The other stunner, at least from those who watch him regularly, was goalie Justin Peters. He has played for Dinamo Riga (KHL) and Cologne Sharks (DEL) this season and had a save percentage below .891 in both. Obviously, there weren't many other options, and this is likely a third-stringer. But Peters is probably the fifth-best goalie on Team Canada when you factor in general managers Sean Burke and Martin Brodeur, even at their current levels of game-fitness.
4. There is no better story on Team Canada than Wojtek Wolski, who broke his neck in a KHL game in 2016.

"He thought his career was over a year ago. You saw his photo in the hospital bed, with his brace on. And last night he said he looked at that photo, and he just cried," coach Willie Desjardins said.
5. (Hey fellow patriots: Are the Canadians still reading, or are they reaching for the tissues after getting emotional about that Wojtek Wolski bit? Tissues? OK, good, listen: Having seen these rosters ... we're going to finally beat them in the medal round, and it's going to be glorious. U-S-A, Sam's Army, Eagle gif, fireworks. Let's go.)
From reader AJ:
- AJ (@AirTrafficAJ) January 7, 2018
There were several moments in reading that jersey when I expected it to tumble into a double entendre, but we're clear. He's just kind of a big deal, is all. For the record, among the No. 21s in North Dakota men's hockey history: Tony Hrkac and Matt Frattin.
The NHL announced its All-Star teams on Tuesday, which then sent the hockey world into divergent directions: snub chroniclers and snub truthers.
The chroniclers loudly lamented that some players -- Phil Kessel, people! -- were overlooked in favor of other less deserving players based on their performances this season. The truthers, meanwhile, were telling the world that there's no such thing as a "snub" when the rosters are so small and every team is required to have a representative in the game.
The biggest problem with the NHL All-Star Game, in its latest incarnation, is that it can't decide whether it's a promotional event for fans and sponsors, whose only qualification for selection is celebrity status; or if it's a meritocracy.
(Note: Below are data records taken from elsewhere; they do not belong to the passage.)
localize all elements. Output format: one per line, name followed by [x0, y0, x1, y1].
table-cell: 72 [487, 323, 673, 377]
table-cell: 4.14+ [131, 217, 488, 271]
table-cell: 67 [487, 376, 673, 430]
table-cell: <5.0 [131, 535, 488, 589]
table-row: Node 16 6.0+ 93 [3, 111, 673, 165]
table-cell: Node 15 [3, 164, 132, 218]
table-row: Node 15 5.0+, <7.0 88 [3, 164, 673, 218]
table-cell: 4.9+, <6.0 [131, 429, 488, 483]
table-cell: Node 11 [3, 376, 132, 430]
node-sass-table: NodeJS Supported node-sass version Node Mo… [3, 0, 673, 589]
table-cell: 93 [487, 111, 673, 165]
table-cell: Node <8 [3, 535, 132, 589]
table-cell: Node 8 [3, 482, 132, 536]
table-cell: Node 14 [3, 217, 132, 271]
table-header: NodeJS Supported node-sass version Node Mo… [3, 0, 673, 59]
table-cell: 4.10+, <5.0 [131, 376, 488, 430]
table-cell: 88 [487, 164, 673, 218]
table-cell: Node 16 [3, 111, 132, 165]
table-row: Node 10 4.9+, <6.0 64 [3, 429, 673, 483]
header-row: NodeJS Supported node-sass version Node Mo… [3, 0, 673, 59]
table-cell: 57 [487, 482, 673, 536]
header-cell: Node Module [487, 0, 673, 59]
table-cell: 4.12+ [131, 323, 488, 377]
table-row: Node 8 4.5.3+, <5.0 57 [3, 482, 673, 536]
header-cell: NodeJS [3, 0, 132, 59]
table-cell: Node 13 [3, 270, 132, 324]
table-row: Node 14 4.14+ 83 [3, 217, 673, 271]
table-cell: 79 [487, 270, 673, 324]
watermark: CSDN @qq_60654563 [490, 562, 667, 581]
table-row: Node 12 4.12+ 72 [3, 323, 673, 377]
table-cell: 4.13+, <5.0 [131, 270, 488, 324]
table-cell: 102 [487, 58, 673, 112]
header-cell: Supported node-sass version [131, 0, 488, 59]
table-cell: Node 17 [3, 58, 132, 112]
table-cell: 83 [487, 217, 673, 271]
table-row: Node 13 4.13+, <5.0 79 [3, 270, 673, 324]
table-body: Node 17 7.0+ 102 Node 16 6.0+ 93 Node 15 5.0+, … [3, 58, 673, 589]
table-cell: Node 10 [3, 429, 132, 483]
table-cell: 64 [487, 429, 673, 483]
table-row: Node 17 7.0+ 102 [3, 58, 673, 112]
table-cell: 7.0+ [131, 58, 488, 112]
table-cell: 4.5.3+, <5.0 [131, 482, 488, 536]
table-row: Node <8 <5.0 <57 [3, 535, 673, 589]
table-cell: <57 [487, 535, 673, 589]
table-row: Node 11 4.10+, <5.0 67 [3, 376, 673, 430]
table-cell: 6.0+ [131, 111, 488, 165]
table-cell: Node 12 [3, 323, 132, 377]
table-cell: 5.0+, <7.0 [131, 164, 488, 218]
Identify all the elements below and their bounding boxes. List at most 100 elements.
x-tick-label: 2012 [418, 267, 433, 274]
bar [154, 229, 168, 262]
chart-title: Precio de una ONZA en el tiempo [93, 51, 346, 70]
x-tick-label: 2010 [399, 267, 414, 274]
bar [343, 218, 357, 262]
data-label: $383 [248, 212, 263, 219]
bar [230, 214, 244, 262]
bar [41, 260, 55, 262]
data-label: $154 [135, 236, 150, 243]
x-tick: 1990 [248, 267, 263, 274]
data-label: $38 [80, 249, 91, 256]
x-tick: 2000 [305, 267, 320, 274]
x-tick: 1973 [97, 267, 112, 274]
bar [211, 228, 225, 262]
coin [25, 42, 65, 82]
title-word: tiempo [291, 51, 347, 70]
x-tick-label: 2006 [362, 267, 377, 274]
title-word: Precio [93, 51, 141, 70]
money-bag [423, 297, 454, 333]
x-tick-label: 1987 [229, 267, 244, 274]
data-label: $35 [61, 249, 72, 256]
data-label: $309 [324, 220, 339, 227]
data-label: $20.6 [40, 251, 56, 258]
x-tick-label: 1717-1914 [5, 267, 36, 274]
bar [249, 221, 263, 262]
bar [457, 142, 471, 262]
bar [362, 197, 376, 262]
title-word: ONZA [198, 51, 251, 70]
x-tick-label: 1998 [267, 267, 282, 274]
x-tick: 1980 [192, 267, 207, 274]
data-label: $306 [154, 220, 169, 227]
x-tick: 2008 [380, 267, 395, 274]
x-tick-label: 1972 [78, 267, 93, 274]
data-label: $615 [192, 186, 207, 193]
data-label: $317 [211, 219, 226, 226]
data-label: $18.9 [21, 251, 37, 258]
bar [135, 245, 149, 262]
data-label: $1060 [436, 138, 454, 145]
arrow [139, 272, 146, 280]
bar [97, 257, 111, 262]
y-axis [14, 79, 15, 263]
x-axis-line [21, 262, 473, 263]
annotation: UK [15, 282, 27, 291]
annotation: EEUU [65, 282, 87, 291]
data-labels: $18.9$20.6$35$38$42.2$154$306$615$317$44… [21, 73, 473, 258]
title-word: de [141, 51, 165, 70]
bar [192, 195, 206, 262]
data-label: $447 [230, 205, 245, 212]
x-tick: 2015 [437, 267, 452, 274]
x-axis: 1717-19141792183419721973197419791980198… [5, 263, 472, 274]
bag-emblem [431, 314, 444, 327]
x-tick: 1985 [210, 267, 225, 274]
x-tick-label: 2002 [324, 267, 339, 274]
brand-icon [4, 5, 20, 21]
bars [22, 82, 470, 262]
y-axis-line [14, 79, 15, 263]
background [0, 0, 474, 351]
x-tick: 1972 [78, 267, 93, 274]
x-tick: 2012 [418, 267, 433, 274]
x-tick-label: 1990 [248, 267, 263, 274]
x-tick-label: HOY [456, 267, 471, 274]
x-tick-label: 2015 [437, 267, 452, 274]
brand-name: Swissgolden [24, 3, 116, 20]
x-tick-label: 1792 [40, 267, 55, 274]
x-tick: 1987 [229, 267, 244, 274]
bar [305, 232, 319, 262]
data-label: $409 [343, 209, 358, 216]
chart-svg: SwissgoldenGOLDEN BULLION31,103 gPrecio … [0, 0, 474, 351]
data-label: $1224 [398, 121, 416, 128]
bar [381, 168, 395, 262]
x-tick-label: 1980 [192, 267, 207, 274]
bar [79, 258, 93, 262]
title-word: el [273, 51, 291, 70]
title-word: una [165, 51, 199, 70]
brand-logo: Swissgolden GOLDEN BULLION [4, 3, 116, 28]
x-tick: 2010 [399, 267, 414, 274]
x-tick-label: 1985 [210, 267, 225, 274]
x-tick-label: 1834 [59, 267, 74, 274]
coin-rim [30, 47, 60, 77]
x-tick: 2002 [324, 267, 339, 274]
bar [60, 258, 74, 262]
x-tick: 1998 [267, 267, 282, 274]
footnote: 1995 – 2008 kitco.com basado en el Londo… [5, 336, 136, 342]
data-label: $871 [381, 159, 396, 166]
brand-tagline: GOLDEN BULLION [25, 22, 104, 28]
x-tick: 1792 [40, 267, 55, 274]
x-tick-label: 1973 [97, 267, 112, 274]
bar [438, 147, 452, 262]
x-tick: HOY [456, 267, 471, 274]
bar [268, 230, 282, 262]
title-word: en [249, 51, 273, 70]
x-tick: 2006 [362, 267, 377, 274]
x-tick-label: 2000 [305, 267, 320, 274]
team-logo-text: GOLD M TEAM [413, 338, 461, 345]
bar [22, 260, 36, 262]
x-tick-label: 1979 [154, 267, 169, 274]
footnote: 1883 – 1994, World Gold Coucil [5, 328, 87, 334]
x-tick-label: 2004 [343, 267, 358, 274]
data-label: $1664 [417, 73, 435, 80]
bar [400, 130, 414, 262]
Putting Josh Bailey of the New York Islanders and Brayden Schenn of the St. Louis Blues in the All-Star Game would indicate it's a meritocracy -- they're both top-15 scorers this season, but previously never had to worry about beach plans being interrupted by a potential All-Star selection. Putting Marc-Andre Fleury of the Vegas Golden Knights in over Anaheim Ducks goalie John Gibson, and Vegas's James Neal in over the team's leading scorer Jonathan Marchessault, would indicate that name recognition and storylines trumped merit.
So until the meritocracy of the All-Star Game completely crumbles in favor of a roster full of the guys who sell the most jerseys, we're going to have snubs.